L'historien dans la guerre
Timothy Snyder est un historien américain. Il est professeur à l'université de Yale et mène également des recherches à l'Institut des sciences de l'homme de Vienne. Ses recherches portent principalement sur l'histoire de l'Europe de l'Est et sur l'Holocauste.
Le quinquagénaire a fait sensation avec son livre Terres de sang, publié en 2010, qui traite des meurtres de masse et de la politique d'extermination menée par les régimes nazi et stalinien entre 1933 et 1945. Par «Terres de sang», Timothy Snyder entend la région qui comprend la Pologne orientale, la Biélorussie et la partie occidentale de la Russie, les pays baltes, certaines parties de l'Ukraine ainsi que l'ancienne Prusse orientale. Selon les recherches de l'historien, c'est là que le nombre de victimes a été le plus élevé.
En 2017, suite à l'élection de Donald Trump à la présidence des Etats-Unis, Timothy Snyder a publié De la tyrannie: vingt leçons du XXe siècle.
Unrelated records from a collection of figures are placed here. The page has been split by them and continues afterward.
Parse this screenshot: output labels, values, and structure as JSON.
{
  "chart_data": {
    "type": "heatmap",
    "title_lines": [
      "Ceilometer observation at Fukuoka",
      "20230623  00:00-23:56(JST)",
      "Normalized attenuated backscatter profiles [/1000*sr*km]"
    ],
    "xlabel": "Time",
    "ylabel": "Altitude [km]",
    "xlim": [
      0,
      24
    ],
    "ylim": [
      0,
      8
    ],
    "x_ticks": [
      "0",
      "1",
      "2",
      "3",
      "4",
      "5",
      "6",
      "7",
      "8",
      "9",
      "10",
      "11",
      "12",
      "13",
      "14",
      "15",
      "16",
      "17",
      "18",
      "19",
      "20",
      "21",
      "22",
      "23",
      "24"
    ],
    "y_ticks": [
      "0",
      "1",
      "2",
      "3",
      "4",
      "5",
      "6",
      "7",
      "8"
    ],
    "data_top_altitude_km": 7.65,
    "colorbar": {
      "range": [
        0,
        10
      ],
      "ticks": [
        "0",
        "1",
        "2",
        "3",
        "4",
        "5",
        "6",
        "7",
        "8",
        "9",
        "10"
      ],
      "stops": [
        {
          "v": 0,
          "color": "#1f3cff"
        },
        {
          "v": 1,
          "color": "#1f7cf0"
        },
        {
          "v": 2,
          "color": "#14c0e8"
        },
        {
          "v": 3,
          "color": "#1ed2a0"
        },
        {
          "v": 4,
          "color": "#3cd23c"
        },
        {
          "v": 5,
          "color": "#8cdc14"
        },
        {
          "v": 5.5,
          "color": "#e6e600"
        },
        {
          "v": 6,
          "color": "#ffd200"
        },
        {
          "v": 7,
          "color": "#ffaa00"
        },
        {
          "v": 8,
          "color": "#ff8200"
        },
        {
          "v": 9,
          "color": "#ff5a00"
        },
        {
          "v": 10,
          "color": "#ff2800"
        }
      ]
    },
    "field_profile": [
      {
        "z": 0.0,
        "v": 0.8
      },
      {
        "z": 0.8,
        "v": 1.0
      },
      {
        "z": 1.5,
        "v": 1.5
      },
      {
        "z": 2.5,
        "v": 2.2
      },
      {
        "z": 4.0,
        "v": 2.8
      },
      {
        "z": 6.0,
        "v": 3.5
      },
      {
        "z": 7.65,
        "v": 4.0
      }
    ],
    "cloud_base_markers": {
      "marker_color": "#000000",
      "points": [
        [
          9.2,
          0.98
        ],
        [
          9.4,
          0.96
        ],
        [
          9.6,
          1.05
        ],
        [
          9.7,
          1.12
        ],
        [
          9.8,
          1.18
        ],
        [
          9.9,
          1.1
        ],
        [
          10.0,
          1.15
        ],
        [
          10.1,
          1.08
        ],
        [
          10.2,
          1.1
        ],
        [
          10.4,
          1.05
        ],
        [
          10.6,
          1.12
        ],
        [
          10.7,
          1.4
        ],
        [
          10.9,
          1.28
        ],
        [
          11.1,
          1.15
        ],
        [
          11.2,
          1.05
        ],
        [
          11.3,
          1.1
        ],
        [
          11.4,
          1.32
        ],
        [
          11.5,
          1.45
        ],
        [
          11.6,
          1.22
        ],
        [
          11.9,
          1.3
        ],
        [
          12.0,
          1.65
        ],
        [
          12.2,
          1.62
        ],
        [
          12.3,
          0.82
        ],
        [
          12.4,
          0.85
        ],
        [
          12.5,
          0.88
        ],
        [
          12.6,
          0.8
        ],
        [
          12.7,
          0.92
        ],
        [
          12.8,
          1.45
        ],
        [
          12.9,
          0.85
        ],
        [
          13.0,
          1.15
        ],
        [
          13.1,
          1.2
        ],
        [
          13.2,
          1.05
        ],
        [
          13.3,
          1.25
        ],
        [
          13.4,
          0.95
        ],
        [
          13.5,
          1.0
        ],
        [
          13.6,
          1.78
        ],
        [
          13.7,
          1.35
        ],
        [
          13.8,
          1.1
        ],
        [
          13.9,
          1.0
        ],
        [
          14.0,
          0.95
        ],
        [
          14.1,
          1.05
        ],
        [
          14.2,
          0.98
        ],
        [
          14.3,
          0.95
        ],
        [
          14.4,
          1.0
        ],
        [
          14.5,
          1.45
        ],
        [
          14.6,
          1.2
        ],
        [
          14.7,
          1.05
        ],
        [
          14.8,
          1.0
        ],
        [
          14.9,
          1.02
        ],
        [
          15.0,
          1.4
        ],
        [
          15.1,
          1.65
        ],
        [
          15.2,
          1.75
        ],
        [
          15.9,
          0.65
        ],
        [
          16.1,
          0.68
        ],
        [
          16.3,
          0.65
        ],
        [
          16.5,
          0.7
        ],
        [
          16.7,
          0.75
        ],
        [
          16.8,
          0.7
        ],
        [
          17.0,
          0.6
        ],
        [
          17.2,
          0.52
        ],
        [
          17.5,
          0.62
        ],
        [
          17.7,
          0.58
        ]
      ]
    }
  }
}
Dans ce livre, il présente des mesures concrètes que les lecteurs pourraient prendre pour se défendre contre un éventuel effondrement de la démocratie et la domination d'un régime totalitaire.
Depuis l'annexion de la Crimée par la Russie, Timothy Snyder s'engage pour l'Ukraine, un engagement qui s'est encore renforcé avec l'invasion de la Russie en février 2022. Ainsi, il collecte également des fonds au nom de l'Ukraine pour des systèmes de défense contre les drones.

Cela fait environ 700 jours que la Russie a envahi l'Ukraine. La guerre prendra-t-elle un jour fin?
Timothy Snyder: Oui, il va y avoir une fin.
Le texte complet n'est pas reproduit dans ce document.